AffineMap is not simplified in scf.if regions

I am expecting %b in the code snippet to be reduced to arith.constant 1 : index, but it is not simplified under MLIR. Any ideas why?

Code snippet:

#map1 = affine_map<(a)[b] -> (a - b + 1)>
func.func @test(%a : index, %a0 : index, %a1 : index, %cond : i1) -> (index){
        %out = scf.if %cond -> (index){
                %k = arith.addi %a1, %a0 : index
                %b = affine.apply #map1(%k)[%k]
                scf.yield %b : index

        } else {
          scf.yield %a : index
        return %out: index

LLVM/MLIR version: 14.0.0

The canonicalization treats affine dimensions and symbols differently and, in this case, cannot promote the dimension a to be a symbol because it is defined in an operation that is not an affine scope. We could potentially add the simplification that works with a flat operand list without considering the symbols, but we need to be careful not to break not to break the semantics in the case the result of the operation is used in another affine operation (this leads to maps being composed before application, and dimensions compose differently than symbols).

1 Like

Thank you for the reply.

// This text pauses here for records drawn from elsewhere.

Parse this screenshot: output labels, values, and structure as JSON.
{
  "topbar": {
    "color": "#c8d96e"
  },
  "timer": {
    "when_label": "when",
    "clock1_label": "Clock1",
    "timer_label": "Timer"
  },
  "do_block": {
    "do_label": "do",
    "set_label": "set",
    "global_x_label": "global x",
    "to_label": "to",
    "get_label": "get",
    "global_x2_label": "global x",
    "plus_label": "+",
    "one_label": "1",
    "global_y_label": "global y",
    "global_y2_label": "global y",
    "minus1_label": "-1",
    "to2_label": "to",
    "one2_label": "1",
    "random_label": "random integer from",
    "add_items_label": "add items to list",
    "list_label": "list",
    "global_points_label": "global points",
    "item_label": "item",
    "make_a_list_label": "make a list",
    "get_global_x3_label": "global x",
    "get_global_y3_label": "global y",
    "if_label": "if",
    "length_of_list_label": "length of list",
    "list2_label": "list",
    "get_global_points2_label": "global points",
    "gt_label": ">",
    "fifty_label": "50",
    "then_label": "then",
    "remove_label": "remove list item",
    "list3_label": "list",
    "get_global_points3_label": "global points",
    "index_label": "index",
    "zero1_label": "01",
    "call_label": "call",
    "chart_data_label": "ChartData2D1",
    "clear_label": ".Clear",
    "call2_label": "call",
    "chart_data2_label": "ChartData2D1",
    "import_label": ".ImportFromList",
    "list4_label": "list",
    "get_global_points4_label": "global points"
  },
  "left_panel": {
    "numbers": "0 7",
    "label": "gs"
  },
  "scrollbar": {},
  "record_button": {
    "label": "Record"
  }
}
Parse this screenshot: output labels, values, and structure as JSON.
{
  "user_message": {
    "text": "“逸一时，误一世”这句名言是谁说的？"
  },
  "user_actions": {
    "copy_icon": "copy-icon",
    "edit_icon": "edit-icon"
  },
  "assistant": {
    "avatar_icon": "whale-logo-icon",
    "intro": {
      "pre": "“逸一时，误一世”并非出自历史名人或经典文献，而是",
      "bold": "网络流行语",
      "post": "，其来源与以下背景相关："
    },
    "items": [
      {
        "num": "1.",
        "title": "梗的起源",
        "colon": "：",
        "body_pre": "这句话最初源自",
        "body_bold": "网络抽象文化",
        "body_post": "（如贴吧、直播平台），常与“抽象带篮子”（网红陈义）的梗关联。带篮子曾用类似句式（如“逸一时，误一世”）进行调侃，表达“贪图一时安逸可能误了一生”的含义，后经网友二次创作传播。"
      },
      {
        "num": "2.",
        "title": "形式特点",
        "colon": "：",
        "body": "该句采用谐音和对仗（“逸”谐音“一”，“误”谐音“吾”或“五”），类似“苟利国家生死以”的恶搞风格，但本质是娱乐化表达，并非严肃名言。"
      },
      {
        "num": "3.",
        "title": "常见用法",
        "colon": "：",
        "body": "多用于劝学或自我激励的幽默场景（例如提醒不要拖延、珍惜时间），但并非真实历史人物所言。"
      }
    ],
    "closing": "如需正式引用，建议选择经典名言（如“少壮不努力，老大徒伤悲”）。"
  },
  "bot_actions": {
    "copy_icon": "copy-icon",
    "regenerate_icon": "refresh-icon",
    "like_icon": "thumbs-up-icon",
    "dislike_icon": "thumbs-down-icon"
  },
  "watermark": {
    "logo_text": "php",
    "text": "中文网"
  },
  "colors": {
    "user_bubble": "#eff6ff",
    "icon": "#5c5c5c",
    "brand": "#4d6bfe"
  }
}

However, when I remove the %k = arith.addi %a1, %a0 : index and change to %b = affine.apply #map1(%a0)[%a0], the reduction works perfectly well. Perhaps, it might be a special case in canonicalization.

%a0 is defined in an operation that is an affine scope (it’s the argument of the func.func entry block), so it can be promoted to a symbol. The canonicalization rewrites the map to be affine_map<()[a,b] -> (a - b + 1)> and then “merges” the two symbols locally because they are passed the same value.

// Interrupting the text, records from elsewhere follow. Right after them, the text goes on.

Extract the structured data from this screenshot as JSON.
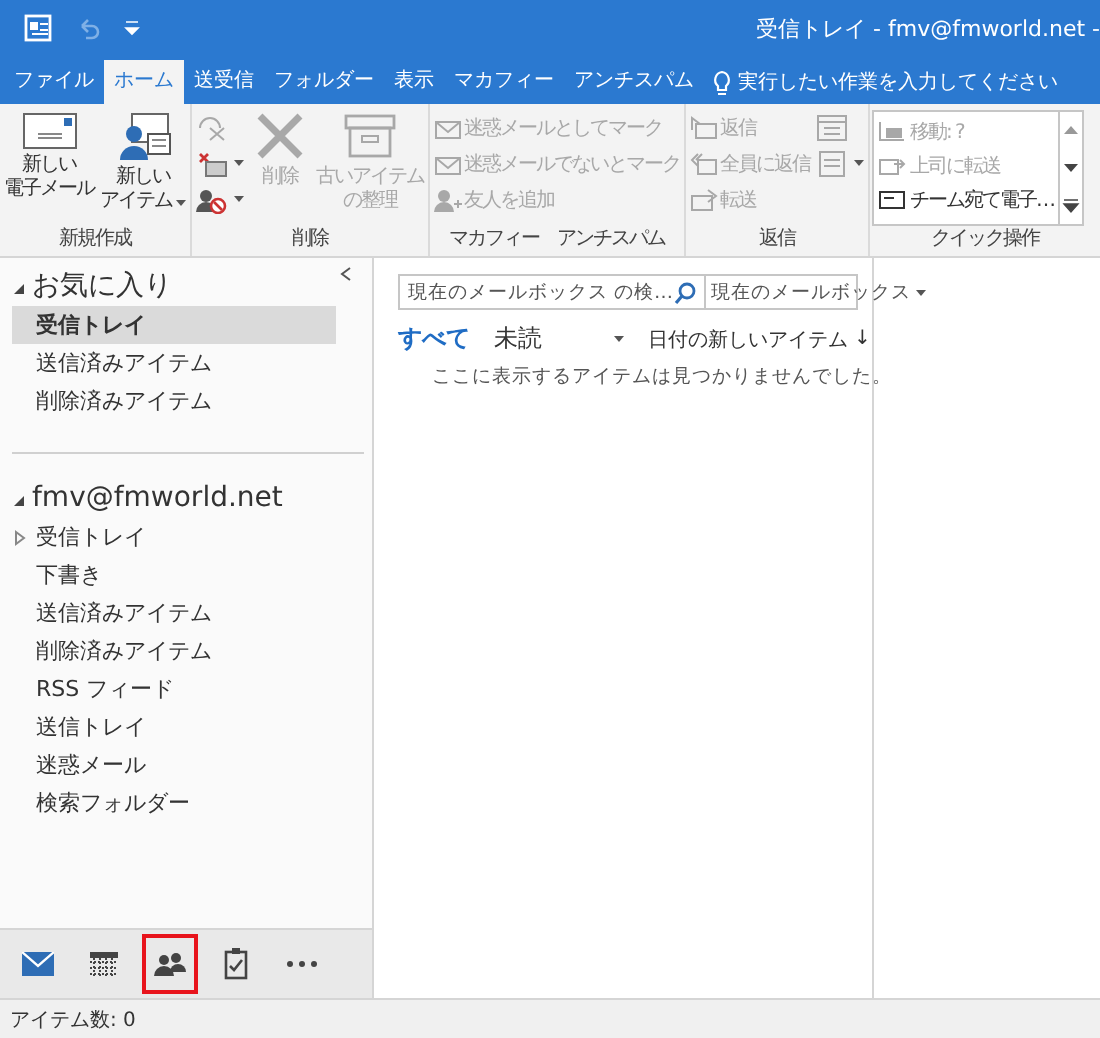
{
  "window": {
    "title": "受信トレイ - fmv@fmworld.net -"
  },
  "quick_access": {
    "undo_disabled": true
  },
  "tabs": [
    {
      "label": "ファイル",
      "selected": false
    },
    {
      "label": "ホーム",
      "selected": true
    },
    {
      "label": "送受信",
      "selected": false
    },
    {
      "label": "フォルダー",
      "selected": false
    },
    {
      "label": "表示",
      "selected": false
    },
    {
      "label": "マカフィー　アンチスパム",
      "selected": false
    }
  ],
  "tell_me": {
    "placeholder": "実行したい作業を入力してください"
  },
  "ribbon": {
    "groups": [
      {
        "label": "新規作成",
        "items": [
          {
            "kind": "large",
            "lines": [
              "新しい",
              "電子メール"
            ],
            "disabled": false,
            "dropdown": false
          },
          {
            "kind": "large",
            "lines": [
              "新しい",
              "アイテム"
            ],
            "disabled": false,
            "dropdown": true
          }
        ]
      },
      {
        "label": "削除",
        "items": [
          {
            "kind": "icon",
            "disabled": true,
            "dropdown": false
          },
          {
            "kind": "icon",
            "disabled": false,
            "dropdown": true
          },
          {
            "kind": "icon",
            "disabled": false,
            "dropdown": true
          },
          {
            "kind": "large",
            "lines": [
              "削除"
            ],
            "disabled": true,
            "dropdown": false
          },
          {
            "kind": "large",
            "lines": [
              "古いアイテム",
              "の整理"
            ],
            "disabled": true,
            "dropdown": false
          }
        ]
      },
      {
        "label": "マカフィー　アンチスパム",
        "items": [
          {
            "kind": "small",
            "label": "迷惑メールとしてマーク",
            "disabled": true,
            "dropdown": false
          },
          {
            "kind": "small",
            "label": "迷惑メールでないとマーク",
            "disabled": true,
            "dropdown": false
          },
          {
            "kind": "small",
            "label": "友人を追加",
            "disabled": true,
            "dropdown": false
          }
        ]
      },
      {
        "label": "返信",
        "items": [
          {
            "kind": "small",
            "label": "返信",
            "disabled": true,
            "dropdown": false
          },
          {
            "kind": "small",
            "label": "全員に返信",
            "disabled": true,
            "dropdown": false
          },
          {
            "kind": "small",
            "label": "転送",
            "disabled": true,
            "dropdown": false
          },
          {
            "kind": "icon",
            "disabled": true,
            "dropdown": false
          },
          {
            "kind": "icon",
            "disabled": true,
            "dropdown": true
          }
        ]
      },
      {
        "label": "クイック操作",
        "items": [
          {
            "kind": "gallery",
            "label": "移動: ?",
            "disabled": true
          },
          {
            "kind": "gallery",
            "label": "上司に転送",
            "disabled": true
          },
          {
            "kind": "gallery",
            "label": "チーム宛て電子…",
            "disabled": false
          }
        ]
      }
    ]
  },
  "folder_pane": {
    "sections": [
      {
        "title": "お気に入り",
        "expanded": true,
        "items": [
          {
            "label": "受信トレイ",
            "selected": true
          },
          {
            "label": "送信済みアイテム",
            "selected": false
          },
          {
            "label": "削除済みアイテム",
            "selected": false
          }
        ]
      },
      {
        "title": "fmv@fmworld.net",
        "expanded": true,
        "items": [
          {
            "label": "受信トレイ",
            "selected": false,
            "expanded": false
          },
          {
            "label": "下書き",
            "selected": false
          },
          {
            "label": "送信済みアイテム",
            "selected": false
          },
          {
            "label": "削除済みアイテム",
            "selected": false
          },
          {
            "label": "RSS フィード",
            "selected": false
          },
          {
            "label": "送信トレイ",
            "selected": false
          },
          {
            "label": "迷惑メール",
            "selected": false
          },
          {
            "label": "検索フォルダー",
            "selected": false
          }
        ]
      }
    ]
  },
  "message_list": {
    "search": {
      "placeholder": "現在のメールボックス の検…"
    },
    "scope": "現在のメールボックス",
    "filters": [
      {
        "label": "すべて",
        "selected": true
      },
      {
        "label": "未読",
        "selected": false
      }
    ],
    "sort": "日付の新しいアイテム",
    "sort_arrow": "↓",
    "empty_message": "ここに表示するアイテムは見つかりませんでした。"
  },
  "nav_bar": {
    "items": [
      {
        "kind": "mail",
        "selected": true,
        "highlighted": false
      },
      {
        "kind": "calendar",
        "selected": false,
        "highlighted": false
      },
      {
        "kind": "people",
        "selected": false,
        "highlighted": true
      },
      {
        "kind": "tasks",
        "selected": false,
        "highlighted": false
      },
      {
        "kind": "more",
        "selected": false,
        "highlighted": false
      }
    ]
  },
  "status_bar": {
    "text": "アイテム数: 0"
  }
}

I see. Thank you for clarifying!

Two things here:

  1. scf.if (and scf.for) are supposed to be marked with an AffineScope trait. That will make %k a symbol (and rightly so). The desired simplification will then happen. Otherwise, as @ftynse mentions, the map won’t be simplified. In the latter cases, the desired simplification is expected to happen on “application” (de-abstraction/lowering) of the affine.apply.
  2. Separately, if you lower the affine operations away (with -lower-affine), the simplification should happen (the subi should fold away or some algebraic simplification downstream should take care of it) – but I can understand we expect better/earlier simplification.

@lituzou - can you add the AffineScope trait to the op definition of scf IfOp and try?

@ftynse Note that the fact that %k currently not being treated as a symbol but as a dimension is a problem with the current codebase. %k can’t be a dimensional identifier! (because it’s not an affine function of loop IVs) – it is and can only be a symbol. The issue is that certain ops of interest scf.if/scf.for don’t have the AffineScope trait attached. Also, my revision (⚙ D112891 [MLIR][Affine] Replace AffineScope by its complement trait) completely fixes this problem in the process of changing the default trait – %k would be correctly inferred as a symbol over there. That would effectively be the same as adding the AffineScope trait on the scf IfOp and that would still be a valid/acceptable change if someone wants to commit it.

Adding AffineScope to the op definition did work.

I am currently considering another revision, but I am not very sure about it:
If a dim operand and a symbol refer to the same ssa value (like %k in the first example), can we automatically promote the dim operand to a symbol?
#map(%k)[%k] -> #map()[%k,%k]

You shouldn’t – canonicalization already does this for you. Just run -canonicalize, or, if needed in your pass, add the canonicalization patterns for relevant affine ops.

I’m merely describing the current state. The ball is on your side with the revision AFAICS.